Do we really want to have a relationship with creative people and organisations or do we see it as an add-on to the rest of politics?
Can the post referendum Scottish Labour Party claim to be the party that understands or wants to understand the role of Scottish culture in contemporary politics?
These challenging questions emerged during the referendum debate and frankly sometimes we struggled to find answers. Of course we can point to a strong history of supporting the arts in Scotland. The Labour-led council developed the Edinburgh Festivals over thirty years to create a global city of culture and a world class experience for visitors. The Labour party came up with Creative Scotland and the National Theatre of Scotland.

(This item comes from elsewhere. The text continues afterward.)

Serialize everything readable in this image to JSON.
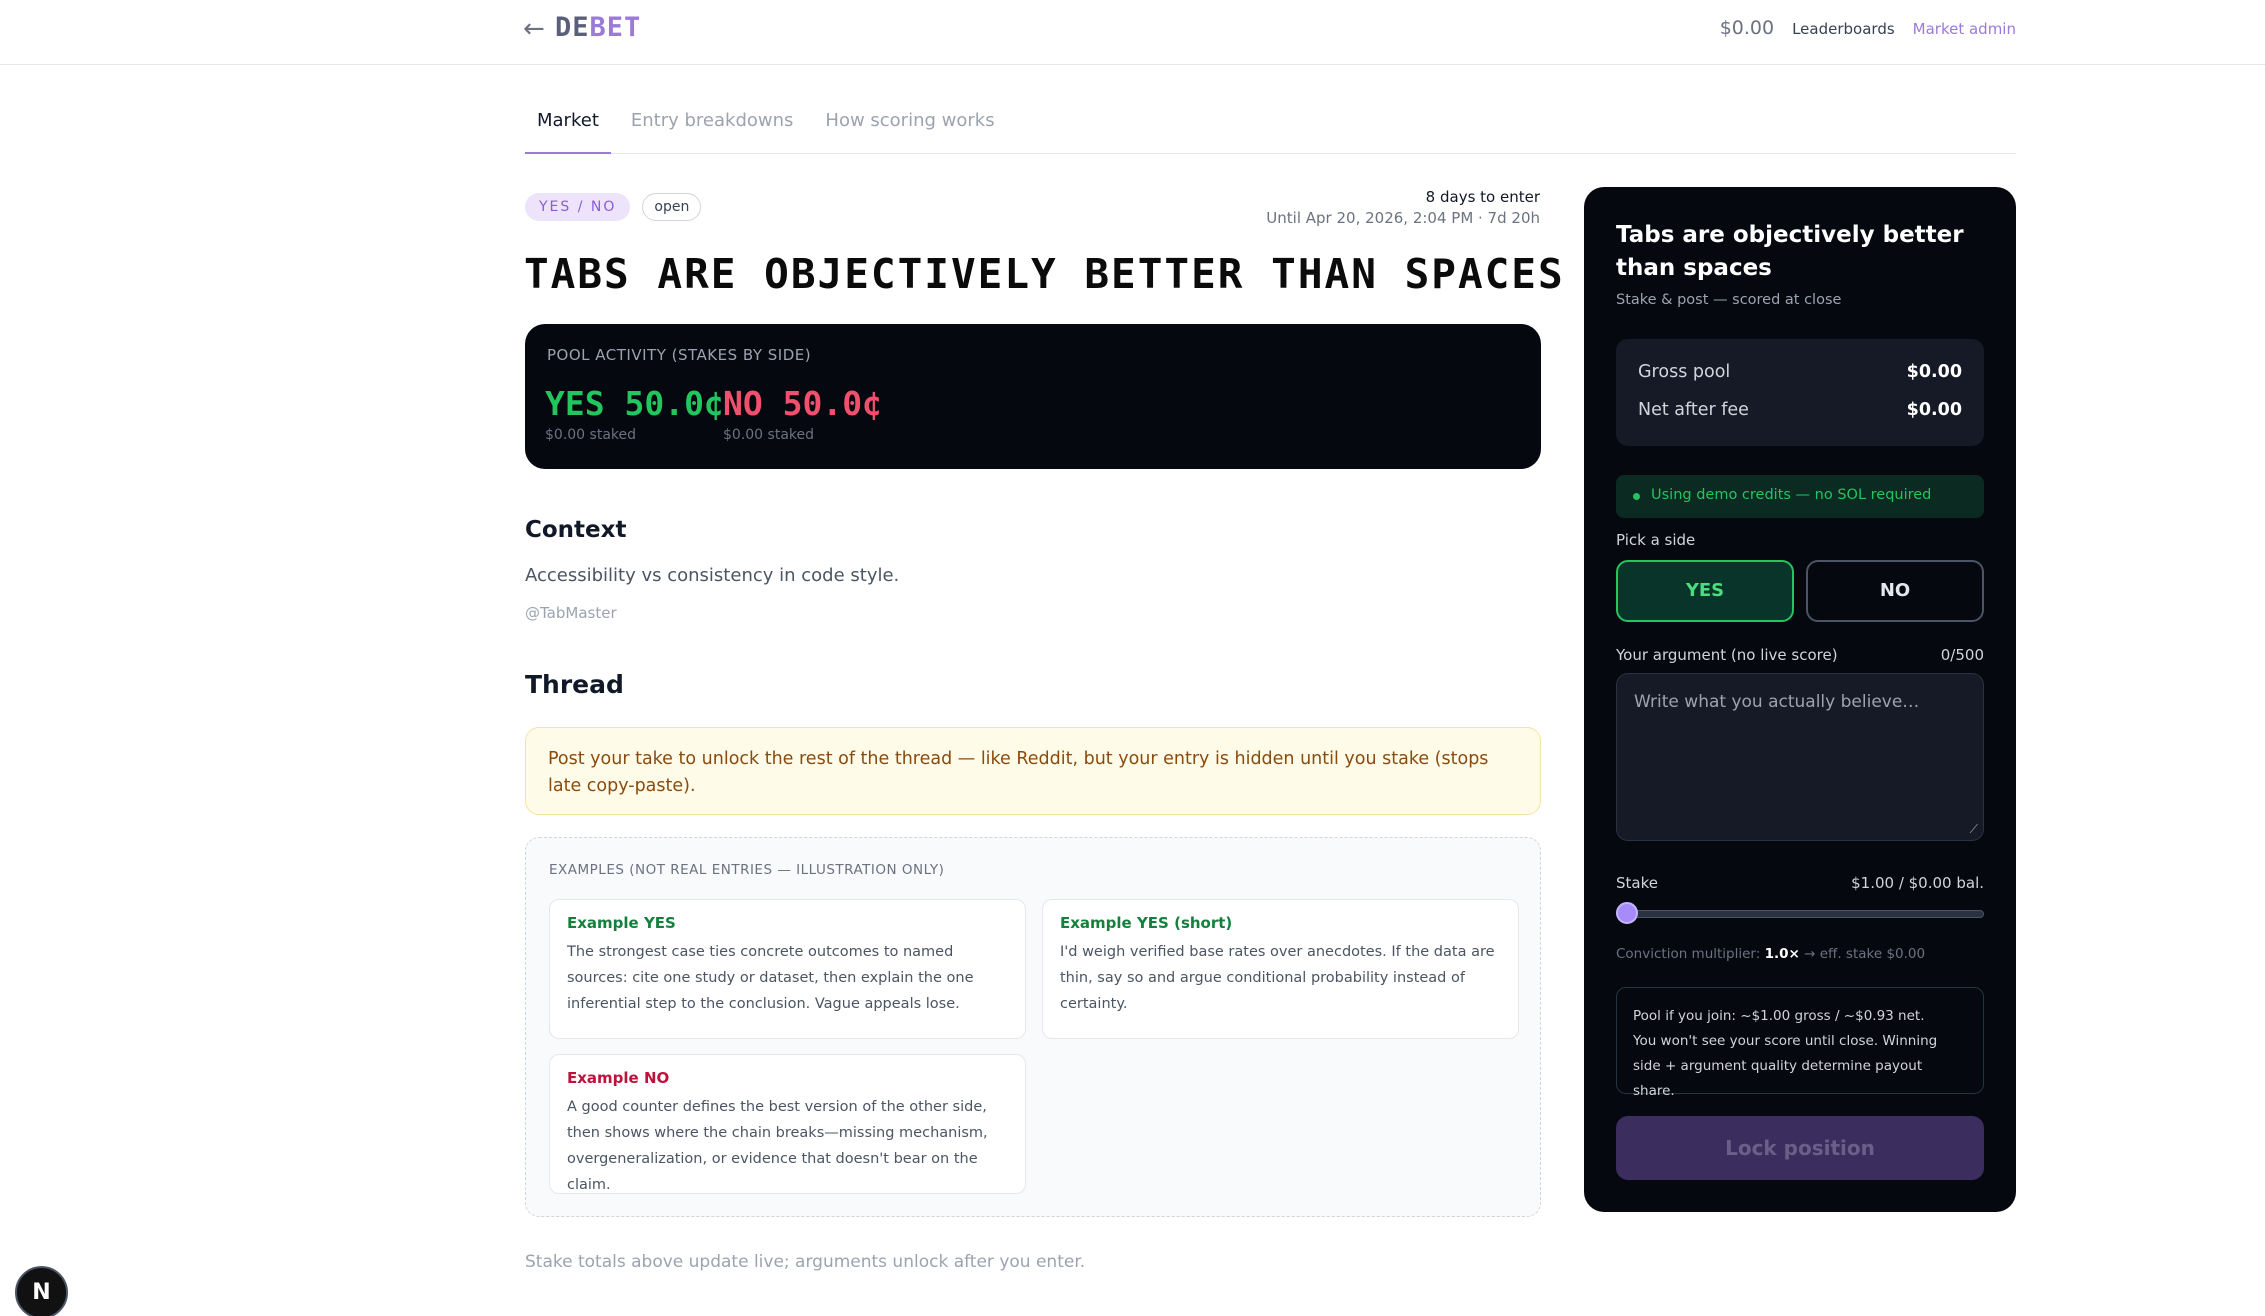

Labour made museums and galleries free to everyone and won City of Literature status for Edinburgh.
Scottish Labour in Holyrood created the popular Youth Music Initiative and Bookstart and proposed that the Curriculum for Excellence would add greater weight to the place of culture.
It was also in the last Labour government at Holyrood that special provision was made for Gaelic Medium Education. The support for GME has since plateaued under the SNP. It was Labour who established BBC Alba in recognition of the precious cultural asset of a living minority language.
But do we really believe that culture should be ‘at the core of everything we do’ as we did while in government in 2003? Many Scots believe that the culture sector overwhelmingly voted Yes in the referendum and that artists, musicians, performers and creatives of all types were enthusiastic about separating Scotland from the rest of the UK. In the absence of any reliable research to confirm this, I suggest that this was another triumph of style over substance and that creative people voted broadly the same way as the rest of the population. Certainly I spoke to many representatives of the sector during the campaign who were supporting No and anxious about the one-sided representation of their views.
How do we in the Labour Party remind the culture sector that our values of social justice, fairness and equality are still at the heart of Labour support for and belief in the art and culture of Scotland; that we really are committed to ‘putting culture at the core of everything we do?
Edinburgh Labour for the Arts held its first cabaret evening a week before the referendum. It was a glitzy, heady mix of music, comedy, political banter and a surprise appearance by Horse McDonald, the soulful Scottish songstress who told us her story and sang songs to remind us of beauty and love and hope.
Scotland’s culture belongs to no one political party, it belongs to all of us. We in the Labour party can make culture core to our party’s beliefs by building bridges with everyone who makes a contribution to Scotland’s unique and thriving culture.